Now, we will check the effect size using Cohen’s d:
library(psych)
cohen.d(mydata.2,"Prompt")
## Call: cohen.d(x = mydata.2, group = "Prompt")
## Cohen d statistic of difference between two means
## lower effect upper
## Participant -0.18 0.00 0.18
## n_words -0.41 -0.24 -0.06
## Classic_1K_Tokens -3.60 -3.27 -2.93
## Classic_2K_Tokens 4.66 5.15 5.63
## Classic_AWL_Tokens -2.75 -2.47 -2.19
## MRC_Concreteness_AW 0.14 0.32 0.49
## MRC_Concreteness_CW 0.91 1.11 1.31
## SUBTLEXus_Range_AW -1.35 -1.15 -0.94
## SUBTLEXus_Range_CW -1.68 -1.46 -1.24
##
## Multivariate (Mahalanobis) distance between groups
## [1] 6.5
## r equivalent of difference between two means
## Participant n_words Classic_1K_Tokens Classic_2K_Tokens
## 0.00 -0.12 -0.85 0.93
## Classic_AWL_Tokens MRC_Concreteness_AW MRC_Concreteness_CW SUBTLEXus_Range_AW
## -0.78 0.16 0.49 -0.50
## SUBTLEXus_Range_CW
## -0.59
If we look at the entry for MRC_Concreteness, we see that our effect size (d = .32) represents a small effect.
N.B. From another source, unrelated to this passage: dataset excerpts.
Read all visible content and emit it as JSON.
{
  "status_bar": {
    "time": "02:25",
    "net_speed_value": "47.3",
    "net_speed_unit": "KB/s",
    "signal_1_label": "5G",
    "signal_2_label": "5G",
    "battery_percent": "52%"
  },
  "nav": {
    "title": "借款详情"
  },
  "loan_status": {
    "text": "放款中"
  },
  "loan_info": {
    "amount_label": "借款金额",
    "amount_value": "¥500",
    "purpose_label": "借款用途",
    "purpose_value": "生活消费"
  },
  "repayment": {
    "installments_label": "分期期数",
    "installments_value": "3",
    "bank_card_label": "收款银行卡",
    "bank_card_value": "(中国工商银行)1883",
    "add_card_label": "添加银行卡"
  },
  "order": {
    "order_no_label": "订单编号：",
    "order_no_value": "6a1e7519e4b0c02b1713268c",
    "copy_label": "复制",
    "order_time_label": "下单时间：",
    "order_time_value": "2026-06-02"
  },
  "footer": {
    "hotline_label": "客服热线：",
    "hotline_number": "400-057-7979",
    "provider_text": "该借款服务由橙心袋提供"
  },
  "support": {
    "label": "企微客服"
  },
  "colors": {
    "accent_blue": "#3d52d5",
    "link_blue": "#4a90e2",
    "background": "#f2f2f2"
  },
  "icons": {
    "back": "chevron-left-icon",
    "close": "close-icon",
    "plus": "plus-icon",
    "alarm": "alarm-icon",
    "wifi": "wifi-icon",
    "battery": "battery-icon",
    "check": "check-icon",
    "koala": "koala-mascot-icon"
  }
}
If our data do not meet the assumptions of the paired samples T-test, we can use the paired samples Wilcoxon signed rank test.
This test is easy to compute in R:
wilcox.test(MRC_Concreteness_AW~Prompt, paired = TRUE, data = mydata.2)
##
## Wilcoxon signed rank test with continuity correction
##
## data: MRC_Concreteness_AW by Prompt
## V = 10656, p-value = 1.104e-05
## alternative hypothesis: true location shift is not equal to 0
Based on this test, we see that MRC_Concreteness_AW values different significantly between the two prompts (p = .0000104).
We then compute the effect size:
library(rcompanion) #don't forget to install if you haven't already
wilcoxonR(mydata.2$MRC_Concreteness_AW,mydata.2$Prompt)
## r
## -0.161
Our effect size is small (r = .161), according to Cohen’s (1988) guidelines for r.
Another alternative is the Sign test. This takes a little more work to run in R, but is still fairly simple.
#create filtered versions of each variable
concreteness.smk = mydata.2$MRC_Concreteness_AW [mydata.2$Prompt == "SMK"]
concreteness.ptj = mydata.2$MRC_Concreteness_AW [mydata.2$Prompt == "PTJ"]
#load library
library(BSDA)
#run sign test
SIGN.test(x = concreteness.smk, y = concreteness.ptj, alternative = "two.sided", conf.level = 0.95)
##
## Dependent-samples Sign-Test
##
## data: concreteness.smk and concreteness.ptj
## S = 156, p-value = 0.0001061
## alternative hypothesis: true median difference is not equal to 0
## 95 percent confidence interval:
## 1.316834 5.096621
## sample estimates:
## median of x-y
## 3.028521
##
## Achieved and Interpolated Confidence Intervals:
##
## Conf.Level L.E.pt U.E.pt
## Lower Achieved CI 0.9336 1.6432 4.7569
## Interpolated CI 0.9500 1.3168 5.0966
## Upper Achieved CI 0.9503 1.3110 5.1027
As we see, the Sign test also indicates that there is a significant difference in concreteness scores across the two prompts (p = .0001061).
Based on the results of our study, is there a significant difference in concreteness scores across the two prompts? If so, which prompt resulted in higher concreteness scores? Why do you think this might be? If there are significant differences, can we say that the difference is meaningful? What evidence do we have (and/or not have! for/against this idea)?